Наполеон остался жив и сейчас был тем же генералом Бонапартом, который вел гренадеров через шквальный огонь по мосту смерти, превратив его в мост славы, но мост через Березину был иным.
И еще раз шел пешком Наполеон на гренадеров, выстроившихся в каре, с направленными на него ружьями, как для расстрела.
Он тайком покинул предоставленный ему после отречения остров Эльбу и высадился на юге Франции, с отчаянной смелостью идя теперь на направленные на него стволы.
Его соратники вдали ждали залпа, но вместо него услышали громовой крик, как на смотре: «Вив, император!»
Триумфатором в последний раз вернулся Наполеон в Париж, чтобы процарствовать еще сто дней.
Он разбивал врага во всех шестидесяти сражениях, выиграв все проведенные им войны, и только одну русскую кампанию 1812 года проиграл, победив, как он считал, русских в генеральном сражении под Бородином.
А под Ватерлоо он потерпел первое и последнее свое поражение, сразу потеряв все: и империю от Ла-Манша до Вислы, и Париж, и императрицу Марию-Луизу, и наследника, которому нечего было наследовать…
Он стоял над морем, сжимая в руке письмо чудом переправленное ему из Мальмезона Жозефиной.
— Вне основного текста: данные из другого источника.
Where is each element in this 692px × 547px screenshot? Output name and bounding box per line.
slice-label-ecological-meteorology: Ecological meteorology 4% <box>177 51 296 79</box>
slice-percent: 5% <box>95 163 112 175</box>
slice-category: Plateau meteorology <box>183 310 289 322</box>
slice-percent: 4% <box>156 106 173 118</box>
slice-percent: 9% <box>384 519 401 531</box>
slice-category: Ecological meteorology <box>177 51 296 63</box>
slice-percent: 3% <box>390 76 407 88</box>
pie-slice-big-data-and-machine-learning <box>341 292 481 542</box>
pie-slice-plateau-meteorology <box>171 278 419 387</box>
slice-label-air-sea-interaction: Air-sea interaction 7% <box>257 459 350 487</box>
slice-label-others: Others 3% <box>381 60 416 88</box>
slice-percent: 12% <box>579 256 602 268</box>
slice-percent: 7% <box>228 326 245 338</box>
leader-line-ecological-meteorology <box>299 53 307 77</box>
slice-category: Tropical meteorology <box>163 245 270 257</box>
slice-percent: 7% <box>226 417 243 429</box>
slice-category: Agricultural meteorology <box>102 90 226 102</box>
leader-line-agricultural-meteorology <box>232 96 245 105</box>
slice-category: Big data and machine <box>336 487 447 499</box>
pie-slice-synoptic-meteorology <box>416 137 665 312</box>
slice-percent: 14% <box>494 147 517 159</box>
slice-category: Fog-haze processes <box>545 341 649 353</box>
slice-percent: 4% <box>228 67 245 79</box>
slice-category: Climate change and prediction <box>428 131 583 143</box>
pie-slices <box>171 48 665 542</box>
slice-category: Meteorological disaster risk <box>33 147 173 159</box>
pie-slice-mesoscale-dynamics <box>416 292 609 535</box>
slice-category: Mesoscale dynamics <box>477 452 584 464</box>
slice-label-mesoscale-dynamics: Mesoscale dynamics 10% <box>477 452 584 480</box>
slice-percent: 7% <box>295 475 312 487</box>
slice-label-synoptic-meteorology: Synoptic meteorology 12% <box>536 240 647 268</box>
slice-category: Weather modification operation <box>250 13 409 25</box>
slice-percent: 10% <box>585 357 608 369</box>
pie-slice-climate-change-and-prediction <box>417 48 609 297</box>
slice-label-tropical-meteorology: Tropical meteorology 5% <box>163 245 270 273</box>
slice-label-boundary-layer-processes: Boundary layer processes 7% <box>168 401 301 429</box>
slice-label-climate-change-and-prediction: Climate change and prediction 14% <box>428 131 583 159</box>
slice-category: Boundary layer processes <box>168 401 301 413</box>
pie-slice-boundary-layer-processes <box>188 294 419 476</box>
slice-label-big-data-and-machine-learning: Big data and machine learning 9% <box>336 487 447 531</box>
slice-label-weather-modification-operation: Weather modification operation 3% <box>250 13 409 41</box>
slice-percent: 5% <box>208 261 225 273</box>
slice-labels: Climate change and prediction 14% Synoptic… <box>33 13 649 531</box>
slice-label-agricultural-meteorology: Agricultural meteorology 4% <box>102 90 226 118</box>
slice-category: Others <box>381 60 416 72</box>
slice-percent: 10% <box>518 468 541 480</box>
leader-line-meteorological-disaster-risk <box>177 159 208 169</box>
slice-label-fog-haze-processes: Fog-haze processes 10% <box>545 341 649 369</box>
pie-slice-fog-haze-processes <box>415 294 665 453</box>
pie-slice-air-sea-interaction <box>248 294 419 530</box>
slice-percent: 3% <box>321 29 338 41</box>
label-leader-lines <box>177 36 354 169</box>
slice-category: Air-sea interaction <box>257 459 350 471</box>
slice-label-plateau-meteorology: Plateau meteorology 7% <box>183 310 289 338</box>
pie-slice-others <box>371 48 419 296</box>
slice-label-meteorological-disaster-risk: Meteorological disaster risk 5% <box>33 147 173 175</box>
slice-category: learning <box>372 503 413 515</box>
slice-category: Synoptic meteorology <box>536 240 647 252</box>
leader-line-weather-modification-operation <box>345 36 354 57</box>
Оно начиналось:
«Бесценный и великий мой Прометей, прикованный цепью к скале в океане! Никто, кроме меня, твоей тайной наперсницы, не знает твоих сокровенных целей, не подозревает, что ты не просто покорял чужие страны чтобы подчинить монархов и отобрать богатства, а хотел создать Империю Высшей Цивилизации, где свобода заключалась бы в свободе исполнения законов, равенство — не в равенстве положения людей, a в возможности занять любое положение, где братство — не в соперничестве старших и младших, даже не в их ненависти, а в единении Империи как одной семьи. Тебе приходилось добиваться этого силой, ибо «людишки» не способны понять эти высокие идеи и отказаться от того, что имеют или хотят иметь. Но в цивилизации, о которой ты мечтал, ты видел расцвет культуры, науки, искусства, прогресса, всего того, что возвышает мыслящего человека над природой. Оплошность маршала Груши, запоздавшего из-за неверно выбранной дороги на место боя под Ватерлоо, и измена других, имени которых из презрения к ним не хочу называть, — и все гениально возводимое тобой здание рухнуло, прежде чем люди узнали, для чего оно предназначалось. Но ты остался Прометеем, который нес людям огонь, горевший у тебя в груди. Эти твои идеи, не понятые никем, будут вечными. Стерты будут с земли все ныне живущие и их потомки, но те, кто появится после нас, провозгласят твои идеалы, даже не подозревая, кому они принадлежат. Ты послан на Землю другой звездой, и сам убедился в этом, побывав в египетском храме бога Тота…»
Наполеон крепко сжимал в руке это письмо, которое не перечитывал, стоя на скалистом берегу, а мог произнести наизусть.
Единственный человек в мире знал его сущность, напоминая ему сейчас о храме бога Тота.
И он ощутил вокруг себя мраморные стены полутемного зала и древнее странное изваяние идола перед собой.
Он приказал привести тогда к нему жреца этого храма. Жреца не оказалось, ибо храм много веков бездействовал. Вместо него привели столетнего египтянина, с трудом передвигавшего ноги. Годы согнули его, и седая борода едва не доставала земли.